Do as I say, not as I do

Thursday, August 27, 2009

I have been away on vacation for the past 10 days and will probably do a write up on what it was like. For the most part, I have avoided news and didn't have internet access. I have been trying to catch up and found this article on student loan repayment for House and Senate Aides.

This program has been around for a while, but was recently modified to include taxpayer funded repayment for staffers make up to $168,411. As the article points out:

The move to boost the income cap was made just a month after the House voted 328-93 in March to slap a 90 percent tax on bonuses for executives from companies that took bailout money from the Troubled Asset Relief Program.

This only amounts to 12.6 million per year, which is only a tiny fraction of the budget, but this just seems to be a poor use of money at this time. I can understand that the House and Senate want to attract the most talented people, but is this really necessary? From what I can tell, these are good jobs which receive thousands of applicants. I find it hard to believe that they are unable to attract decent employees.
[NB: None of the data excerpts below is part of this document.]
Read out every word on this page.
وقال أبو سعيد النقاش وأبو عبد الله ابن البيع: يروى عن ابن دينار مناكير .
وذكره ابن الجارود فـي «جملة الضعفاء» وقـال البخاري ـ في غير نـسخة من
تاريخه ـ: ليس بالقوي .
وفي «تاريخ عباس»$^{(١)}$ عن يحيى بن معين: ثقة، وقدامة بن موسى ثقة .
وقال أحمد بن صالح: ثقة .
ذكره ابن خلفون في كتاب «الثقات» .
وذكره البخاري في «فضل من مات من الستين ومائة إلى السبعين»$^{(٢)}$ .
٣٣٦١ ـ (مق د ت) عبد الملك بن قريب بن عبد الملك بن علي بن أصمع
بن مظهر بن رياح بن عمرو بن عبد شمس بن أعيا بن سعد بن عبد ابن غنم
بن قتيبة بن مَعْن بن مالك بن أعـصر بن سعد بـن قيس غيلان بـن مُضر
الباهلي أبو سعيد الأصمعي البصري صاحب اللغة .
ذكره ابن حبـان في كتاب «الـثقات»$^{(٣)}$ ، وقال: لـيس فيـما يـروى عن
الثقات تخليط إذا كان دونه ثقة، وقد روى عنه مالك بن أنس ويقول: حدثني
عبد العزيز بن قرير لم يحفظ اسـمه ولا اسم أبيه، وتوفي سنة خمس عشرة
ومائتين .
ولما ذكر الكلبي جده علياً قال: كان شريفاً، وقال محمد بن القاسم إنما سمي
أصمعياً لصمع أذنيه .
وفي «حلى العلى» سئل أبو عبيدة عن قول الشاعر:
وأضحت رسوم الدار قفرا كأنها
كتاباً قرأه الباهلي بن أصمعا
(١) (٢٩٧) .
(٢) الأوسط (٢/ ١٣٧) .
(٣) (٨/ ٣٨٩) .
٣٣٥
I think that taxpayer funded loan repayments are a good thing, but should only be used when it can be shown that the public is being served. I would rather this go towards repaying the loans of doctors that are serving in areas where there is a shortage of physicians or people that work for legal aid. How about using to help teachers that agree to teach where there is a huge demand?


Mr Furious 2:43 PM  

In theory that should already be happening for teachers. Two years of service in inner-city (or other underserved) school system is the deal for tuition.

(Which by the way, was a Kennedy bill, steves...)

steves 3:33 PM  

(Which by the way, was a Kennedy bill, steves...)

Fair enough, but I am still not a fan, nor do I think that politicians (including Reagan) should be deified and venerated to the degree than they are.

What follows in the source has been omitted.